🤖 AI Summary
This work proposes a novel reinforcement learning paradigm that operates without ground-truth labels, addressing the limitations of traditional approaches that rely on costly annotations or task-specific verifiers—particularly in settings where correctness is ambiguous or labeling is impractical. The method leverages a meta-evaluator to generate reward signals by answering natural language meta-questions (e.g., “Is the answer correct?”) and employs group relative policy optimization to update the generator. This framework enables multi-objective trade-offs, guides the model toward reliable reasoning paths, and generalizes effectively to open-domain, unlabeled scenarios. Experimental results demonstrate that the approach achieves accuracy and sample efficiency comparable to label-dependent methods across multiple tasks, successfully enabling effective training under fully unsupervised conditions.
📝 Abstract
Most reinforcement learning (RL) methods for training large language models (LLMs) require ground-truth labels or task-specific verifiers, limiting scalability when correctness is ambiguous or expensive to obtain.

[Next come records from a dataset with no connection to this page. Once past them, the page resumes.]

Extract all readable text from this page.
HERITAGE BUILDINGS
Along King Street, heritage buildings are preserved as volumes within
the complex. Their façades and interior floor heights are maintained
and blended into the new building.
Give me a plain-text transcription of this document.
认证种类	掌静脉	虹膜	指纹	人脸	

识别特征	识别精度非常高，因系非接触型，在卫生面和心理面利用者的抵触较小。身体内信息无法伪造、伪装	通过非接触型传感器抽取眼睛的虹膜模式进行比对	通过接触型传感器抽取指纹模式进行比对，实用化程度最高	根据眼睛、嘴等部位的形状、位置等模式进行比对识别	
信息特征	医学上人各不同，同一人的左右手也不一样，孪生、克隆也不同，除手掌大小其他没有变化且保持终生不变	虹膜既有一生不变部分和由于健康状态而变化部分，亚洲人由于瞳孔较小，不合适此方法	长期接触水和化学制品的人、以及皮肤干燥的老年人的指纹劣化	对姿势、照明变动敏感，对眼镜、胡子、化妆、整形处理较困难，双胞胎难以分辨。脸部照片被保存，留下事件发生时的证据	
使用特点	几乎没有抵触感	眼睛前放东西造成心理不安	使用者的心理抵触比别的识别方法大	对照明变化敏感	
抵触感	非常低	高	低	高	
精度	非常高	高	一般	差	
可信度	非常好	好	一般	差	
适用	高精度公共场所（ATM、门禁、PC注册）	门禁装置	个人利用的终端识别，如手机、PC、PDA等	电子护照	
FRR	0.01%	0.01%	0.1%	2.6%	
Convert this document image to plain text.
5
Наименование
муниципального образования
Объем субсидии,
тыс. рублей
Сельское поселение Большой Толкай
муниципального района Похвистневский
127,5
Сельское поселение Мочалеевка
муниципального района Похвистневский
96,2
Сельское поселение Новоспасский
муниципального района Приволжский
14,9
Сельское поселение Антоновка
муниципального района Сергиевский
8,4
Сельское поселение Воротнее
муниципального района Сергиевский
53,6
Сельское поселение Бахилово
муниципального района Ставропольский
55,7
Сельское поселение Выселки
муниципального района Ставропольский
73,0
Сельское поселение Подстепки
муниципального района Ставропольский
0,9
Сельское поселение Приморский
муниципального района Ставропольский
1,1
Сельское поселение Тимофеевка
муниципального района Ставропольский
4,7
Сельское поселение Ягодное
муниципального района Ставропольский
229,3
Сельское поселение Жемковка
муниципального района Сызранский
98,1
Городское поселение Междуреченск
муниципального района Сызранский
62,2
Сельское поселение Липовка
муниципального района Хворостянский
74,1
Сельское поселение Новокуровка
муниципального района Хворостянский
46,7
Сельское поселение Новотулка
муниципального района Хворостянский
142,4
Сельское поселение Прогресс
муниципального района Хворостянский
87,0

We introduce Reinforcement Learning from Meta-Evaluation (RLME), which optimizes a generator using reward derived from an evaluator's answers to natural-language meta-questions (e.g.,"Is the answer correct?"or"Is the reasoning logically consistent?"). RLME treats the evaluator's probability of a positive judgment as a reward and updates the generator via group-relative policy optimization, enabling learning without labels. Across a suite of experiments, we show that RLME achieves accuracy and sample efficiency comparable to label-based training, enables controllable trade-offs among multiple objectives, steers models toward reliable reasoning patterns rather than post-hoc rationalization, and generalizes to open-domain settings where ground-truth labels are unavailable, broadening the domains in which LLMs may be trained with RL.